SCROLL TO RESUME CONTENT

Kepala Seksi Intelijen (Kasi Intel) Kejaksaan Negeri Sumenep, Endro Riski Erlazuardi, SH., MH., membenarkan bahwa setelah pemeriksaan saksi ahli selesai, persidangan akan berlanjut dengan agenda pemeriksaan para terdakwa.

“Agenda berikutnya adalah pemeriksaan terdakwa yang dijadwalkan pada sidang pekan depan,” kata Endro saat dikonfirmasi, Jumat (12/6/2026).

Menurut Endro, sidang yang berlangsung pada Kamis kemarin merupakan bagian dari tahapan pembuktian yang dilakukan setelah majelis hakim menyelesaikan pemeriksaan saksi fakta dalam jumlah yang cukup banyak.
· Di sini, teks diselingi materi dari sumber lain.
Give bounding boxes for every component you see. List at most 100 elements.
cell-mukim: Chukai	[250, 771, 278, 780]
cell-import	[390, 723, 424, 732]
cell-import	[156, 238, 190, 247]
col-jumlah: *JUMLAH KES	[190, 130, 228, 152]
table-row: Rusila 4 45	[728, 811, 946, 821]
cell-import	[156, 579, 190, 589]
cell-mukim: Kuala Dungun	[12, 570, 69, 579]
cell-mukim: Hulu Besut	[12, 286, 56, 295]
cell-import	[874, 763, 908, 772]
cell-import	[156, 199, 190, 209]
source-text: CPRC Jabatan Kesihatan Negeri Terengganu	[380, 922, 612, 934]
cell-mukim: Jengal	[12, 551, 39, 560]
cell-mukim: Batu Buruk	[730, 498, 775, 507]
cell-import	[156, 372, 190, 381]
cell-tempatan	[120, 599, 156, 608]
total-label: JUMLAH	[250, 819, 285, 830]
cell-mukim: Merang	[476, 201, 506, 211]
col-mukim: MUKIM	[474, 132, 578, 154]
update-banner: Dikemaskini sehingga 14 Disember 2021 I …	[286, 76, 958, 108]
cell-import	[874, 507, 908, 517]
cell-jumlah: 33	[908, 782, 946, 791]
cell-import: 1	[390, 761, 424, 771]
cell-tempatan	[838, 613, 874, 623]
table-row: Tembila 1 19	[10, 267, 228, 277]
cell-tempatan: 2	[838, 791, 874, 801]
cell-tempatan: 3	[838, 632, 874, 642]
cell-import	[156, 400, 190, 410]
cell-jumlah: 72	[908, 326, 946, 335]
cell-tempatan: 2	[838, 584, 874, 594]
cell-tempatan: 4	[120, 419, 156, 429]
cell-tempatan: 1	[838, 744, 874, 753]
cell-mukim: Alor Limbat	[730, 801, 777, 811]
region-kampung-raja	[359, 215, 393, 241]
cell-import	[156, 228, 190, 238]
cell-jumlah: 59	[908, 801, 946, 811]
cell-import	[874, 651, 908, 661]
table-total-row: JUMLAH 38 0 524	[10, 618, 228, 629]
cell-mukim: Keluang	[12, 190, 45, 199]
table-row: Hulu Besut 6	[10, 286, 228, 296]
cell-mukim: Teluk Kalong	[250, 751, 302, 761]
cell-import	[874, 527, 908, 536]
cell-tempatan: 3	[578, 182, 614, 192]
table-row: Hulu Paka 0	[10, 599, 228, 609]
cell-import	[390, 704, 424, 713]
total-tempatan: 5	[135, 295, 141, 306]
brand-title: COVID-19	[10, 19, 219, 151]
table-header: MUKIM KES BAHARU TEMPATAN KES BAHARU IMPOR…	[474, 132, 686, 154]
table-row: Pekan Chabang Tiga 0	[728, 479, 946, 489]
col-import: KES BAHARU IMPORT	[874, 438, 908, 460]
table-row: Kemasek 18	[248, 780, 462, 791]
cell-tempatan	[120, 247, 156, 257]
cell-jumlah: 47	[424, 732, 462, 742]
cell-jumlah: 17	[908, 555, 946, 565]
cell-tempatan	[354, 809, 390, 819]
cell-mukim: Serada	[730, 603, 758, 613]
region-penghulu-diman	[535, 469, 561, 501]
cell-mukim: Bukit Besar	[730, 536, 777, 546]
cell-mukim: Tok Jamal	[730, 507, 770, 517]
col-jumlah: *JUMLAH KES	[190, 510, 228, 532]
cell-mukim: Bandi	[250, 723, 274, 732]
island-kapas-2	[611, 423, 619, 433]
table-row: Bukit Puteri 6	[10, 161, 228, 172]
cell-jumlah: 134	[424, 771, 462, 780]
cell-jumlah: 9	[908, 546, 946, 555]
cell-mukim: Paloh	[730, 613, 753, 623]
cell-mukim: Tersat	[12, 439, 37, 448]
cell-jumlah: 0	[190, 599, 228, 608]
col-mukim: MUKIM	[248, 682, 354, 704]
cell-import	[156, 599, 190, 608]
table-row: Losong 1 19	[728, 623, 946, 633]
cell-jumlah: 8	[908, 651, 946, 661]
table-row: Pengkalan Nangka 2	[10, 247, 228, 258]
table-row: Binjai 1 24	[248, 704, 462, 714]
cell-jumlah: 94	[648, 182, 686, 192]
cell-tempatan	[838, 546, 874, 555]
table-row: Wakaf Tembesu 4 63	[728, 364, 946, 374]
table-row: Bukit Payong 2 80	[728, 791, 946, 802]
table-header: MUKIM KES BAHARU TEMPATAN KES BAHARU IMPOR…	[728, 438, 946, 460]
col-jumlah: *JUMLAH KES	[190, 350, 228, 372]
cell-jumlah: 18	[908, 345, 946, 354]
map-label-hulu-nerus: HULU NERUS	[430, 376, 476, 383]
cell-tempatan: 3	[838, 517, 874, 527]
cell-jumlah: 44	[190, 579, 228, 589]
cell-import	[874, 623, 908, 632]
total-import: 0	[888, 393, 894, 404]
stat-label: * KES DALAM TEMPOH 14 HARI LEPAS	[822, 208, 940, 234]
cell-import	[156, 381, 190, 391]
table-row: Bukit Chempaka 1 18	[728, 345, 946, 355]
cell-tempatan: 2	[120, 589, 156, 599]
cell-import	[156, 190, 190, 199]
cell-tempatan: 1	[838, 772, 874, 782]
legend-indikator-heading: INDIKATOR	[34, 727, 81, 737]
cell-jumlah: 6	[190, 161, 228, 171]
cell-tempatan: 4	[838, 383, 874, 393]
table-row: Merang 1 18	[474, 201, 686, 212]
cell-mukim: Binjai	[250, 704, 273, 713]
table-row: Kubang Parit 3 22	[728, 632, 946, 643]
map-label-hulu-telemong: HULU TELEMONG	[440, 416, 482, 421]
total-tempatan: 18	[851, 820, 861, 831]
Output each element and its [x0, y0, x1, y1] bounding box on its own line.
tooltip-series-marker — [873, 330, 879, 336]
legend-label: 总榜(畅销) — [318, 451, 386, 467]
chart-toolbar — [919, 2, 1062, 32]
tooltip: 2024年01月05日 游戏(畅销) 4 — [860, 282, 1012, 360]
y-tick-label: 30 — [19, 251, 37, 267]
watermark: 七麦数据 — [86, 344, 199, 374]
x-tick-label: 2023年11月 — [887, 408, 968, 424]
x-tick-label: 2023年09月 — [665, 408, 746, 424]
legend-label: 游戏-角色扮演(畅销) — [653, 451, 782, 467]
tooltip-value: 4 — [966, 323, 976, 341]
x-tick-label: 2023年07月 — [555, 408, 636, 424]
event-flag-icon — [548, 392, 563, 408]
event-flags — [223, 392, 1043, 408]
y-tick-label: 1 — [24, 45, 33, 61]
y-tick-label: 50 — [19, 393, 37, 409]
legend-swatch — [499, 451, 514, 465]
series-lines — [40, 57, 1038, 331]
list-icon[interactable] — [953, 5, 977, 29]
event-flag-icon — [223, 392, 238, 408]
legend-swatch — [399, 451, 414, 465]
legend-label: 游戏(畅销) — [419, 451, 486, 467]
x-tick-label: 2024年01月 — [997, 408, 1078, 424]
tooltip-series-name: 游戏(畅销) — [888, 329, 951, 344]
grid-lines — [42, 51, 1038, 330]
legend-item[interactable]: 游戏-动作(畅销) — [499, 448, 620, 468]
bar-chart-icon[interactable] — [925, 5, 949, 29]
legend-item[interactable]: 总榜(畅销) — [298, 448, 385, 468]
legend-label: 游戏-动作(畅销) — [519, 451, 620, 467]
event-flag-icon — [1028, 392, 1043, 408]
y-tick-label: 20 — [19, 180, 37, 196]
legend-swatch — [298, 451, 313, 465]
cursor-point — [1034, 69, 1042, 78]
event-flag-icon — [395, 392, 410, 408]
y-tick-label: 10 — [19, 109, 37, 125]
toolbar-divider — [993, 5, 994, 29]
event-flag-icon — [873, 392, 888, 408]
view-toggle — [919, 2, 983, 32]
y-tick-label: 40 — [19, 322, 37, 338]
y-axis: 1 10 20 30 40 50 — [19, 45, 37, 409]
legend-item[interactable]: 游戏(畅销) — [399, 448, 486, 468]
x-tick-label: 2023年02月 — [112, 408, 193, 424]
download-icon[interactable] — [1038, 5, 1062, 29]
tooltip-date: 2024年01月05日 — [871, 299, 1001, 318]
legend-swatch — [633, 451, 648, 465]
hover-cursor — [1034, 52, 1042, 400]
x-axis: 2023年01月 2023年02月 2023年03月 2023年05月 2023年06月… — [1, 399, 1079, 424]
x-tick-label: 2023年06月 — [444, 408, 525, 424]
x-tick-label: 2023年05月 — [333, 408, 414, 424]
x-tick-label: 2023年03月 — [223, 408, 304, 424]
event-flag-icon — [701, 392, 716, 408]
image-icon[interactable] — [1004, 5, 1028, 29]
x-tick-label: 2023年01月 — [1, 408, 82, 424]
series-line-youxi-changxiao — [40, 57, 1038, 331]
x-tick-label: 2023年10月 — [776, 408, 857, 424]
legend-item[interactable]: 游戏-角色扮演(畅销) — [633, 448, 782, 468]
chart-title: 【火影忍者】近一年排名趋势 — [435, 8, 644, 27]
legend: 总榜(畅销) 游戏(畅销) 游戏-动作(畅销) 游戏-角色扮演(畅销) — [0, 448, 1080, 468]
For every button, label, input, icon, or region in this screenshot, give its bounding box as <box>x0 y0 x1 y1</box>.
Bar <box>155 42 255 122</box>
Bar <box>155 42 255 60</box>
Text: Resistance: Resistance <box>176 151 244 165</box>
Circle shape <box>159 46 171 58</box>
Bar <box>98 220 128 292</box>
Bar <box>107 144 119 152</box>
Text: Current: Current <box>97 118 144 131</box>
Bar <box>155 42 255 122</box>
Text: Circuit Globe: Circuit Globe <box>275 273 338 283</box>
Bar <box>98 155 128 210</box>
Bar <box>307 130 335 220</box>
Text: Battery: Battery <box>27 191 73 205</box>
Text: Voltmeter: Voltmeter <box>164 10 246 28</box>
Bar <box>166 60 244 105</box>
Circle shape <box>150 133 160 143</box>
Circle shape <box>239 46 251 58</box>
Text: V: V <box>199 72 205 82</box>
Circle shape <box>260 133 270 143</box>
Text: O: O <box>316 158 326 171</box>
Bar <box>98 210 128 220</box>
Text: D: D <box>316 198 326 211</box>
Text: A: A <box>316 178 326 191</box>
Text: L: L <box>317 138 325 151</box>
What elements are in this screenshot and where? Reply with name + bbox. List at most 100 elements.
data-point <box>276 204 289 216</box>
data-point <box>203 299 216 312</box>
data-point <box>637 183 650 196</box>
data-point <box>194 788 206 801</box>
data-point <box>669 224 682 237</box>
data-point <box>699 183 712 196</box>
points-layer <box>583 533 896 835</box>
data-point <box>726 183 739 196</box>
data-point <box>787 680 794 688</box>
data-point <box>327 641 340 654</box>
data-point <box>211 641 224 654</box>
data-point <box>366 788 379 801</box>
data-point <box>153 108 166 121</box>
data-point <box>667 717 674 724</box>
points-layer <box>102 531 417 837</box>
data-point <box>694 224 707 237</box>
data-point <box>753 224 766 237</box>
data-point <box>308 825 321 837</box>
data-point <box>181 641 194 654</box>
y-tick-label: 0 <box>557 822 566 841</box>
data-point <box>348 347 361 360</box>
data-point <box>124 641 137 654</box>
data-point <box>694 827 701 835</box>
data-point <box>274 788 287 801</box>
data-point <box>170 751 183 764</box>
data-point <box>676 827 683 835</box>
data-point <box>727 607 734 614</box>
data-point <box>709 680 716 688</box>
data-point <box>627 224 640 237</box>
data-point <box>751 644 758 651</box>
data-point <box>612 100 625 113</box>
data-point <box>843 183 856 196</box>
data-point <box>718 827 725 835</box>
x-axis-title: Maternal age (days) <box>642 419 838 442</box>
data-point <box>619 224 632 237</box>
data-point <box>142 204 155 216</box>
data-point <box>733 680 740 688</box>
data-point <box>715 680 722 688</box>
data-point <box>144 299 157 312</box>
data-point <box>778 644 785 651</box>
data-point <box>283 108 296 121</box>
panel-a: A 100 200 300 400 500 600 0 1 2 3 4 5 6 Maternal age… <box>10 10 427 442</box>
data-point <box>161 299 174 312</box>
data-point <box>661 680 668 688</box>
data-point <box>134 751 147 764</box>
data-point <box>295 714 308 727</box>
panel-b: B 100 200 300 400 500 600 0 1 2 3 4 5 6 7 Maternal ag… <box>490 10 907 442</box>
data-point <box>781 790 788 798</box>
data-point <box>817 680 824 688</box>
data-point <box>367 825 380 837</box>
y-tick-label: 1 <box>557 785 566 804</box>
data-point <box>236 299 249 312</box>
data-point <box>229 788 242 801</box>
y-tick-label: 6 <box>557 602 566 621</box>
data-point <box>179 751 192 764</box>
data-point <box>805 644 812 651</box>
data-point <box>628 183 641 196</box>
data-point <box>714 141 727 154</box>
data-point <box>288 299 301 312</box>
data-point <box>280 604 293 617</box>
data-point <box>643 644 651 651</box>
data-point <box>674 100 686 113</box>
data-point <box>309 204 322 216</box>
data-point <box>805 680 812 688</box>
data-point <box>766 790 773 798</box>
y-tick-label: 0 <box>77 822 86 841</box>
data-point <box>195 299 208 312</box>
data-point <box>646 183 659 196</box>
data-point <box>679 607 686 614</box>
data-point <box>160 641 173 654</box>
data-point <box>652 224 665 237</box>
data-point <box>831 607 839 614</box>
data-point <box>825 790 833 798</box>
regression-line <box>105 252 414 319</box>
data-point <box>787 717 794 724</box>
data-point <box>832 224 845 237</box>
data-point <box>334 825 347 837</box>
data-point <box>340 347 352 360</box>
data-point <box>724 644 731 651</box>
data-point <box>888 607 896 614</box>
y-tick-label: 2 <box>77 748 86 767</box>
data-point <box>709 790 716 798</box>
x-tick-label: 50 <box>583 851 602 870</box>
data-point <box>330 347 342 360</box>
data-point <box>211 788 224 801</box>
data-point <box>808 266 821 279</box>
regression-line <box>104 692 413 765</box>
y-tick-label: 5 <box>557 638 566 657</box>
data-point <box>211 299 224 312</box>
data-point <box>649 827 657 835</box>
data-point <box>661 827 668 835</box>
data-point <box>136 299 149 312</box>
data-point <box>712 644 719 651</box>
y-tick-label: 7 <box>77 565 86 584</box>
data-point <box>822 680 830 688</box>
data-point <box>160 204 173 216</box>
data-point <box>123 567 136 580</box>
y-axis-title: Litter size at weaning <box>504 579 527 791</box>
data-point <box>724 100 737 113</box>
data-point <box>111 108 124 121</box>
Ia menjelaskan, saksi fakta yang telah dihadirkan sebelumnya berasal dari berbagai unsur yang berkaitan langsung dengan pelaksanaan program BSPS di lapangan, mulai dari kepala desa, pemilik toko material bangunan hingga pendamping program.

“Sidang saksi ahli kemarin merupakan bagian dari proses pengumpulan dan pendalaman keterangan setelah sebelumnya majelis hakim mendengarkan keterangan saksi fakta yang jumlahnya cukup banyak, terdiri dari kepala desa, pemilik toko material dan pendamping,” ujarnya.

Pemeriksaan saksi ahli dinilai penting karena menjadi salah satu instrumen bagi majelis hakim untuk memperoleh penjelasan akademis maupun teknis terkait aspek hukum, administrasi, dan mekanisme pelaksanaan program BSPS yang menjadi objek perkara.

Dengan selesainya agenda tersebut, fokus persidangan kini beralih pada keterangan para terdakwa. Dalam tahap ini, para terdakwa akan diberikan kesempatan menjelaskan berbagai fakta yang terungkap selama proses persidangan, termasuk menanggapi keterangan para saksi dan alat bukti yang telah diajukan oleh jaksa penuntut umum.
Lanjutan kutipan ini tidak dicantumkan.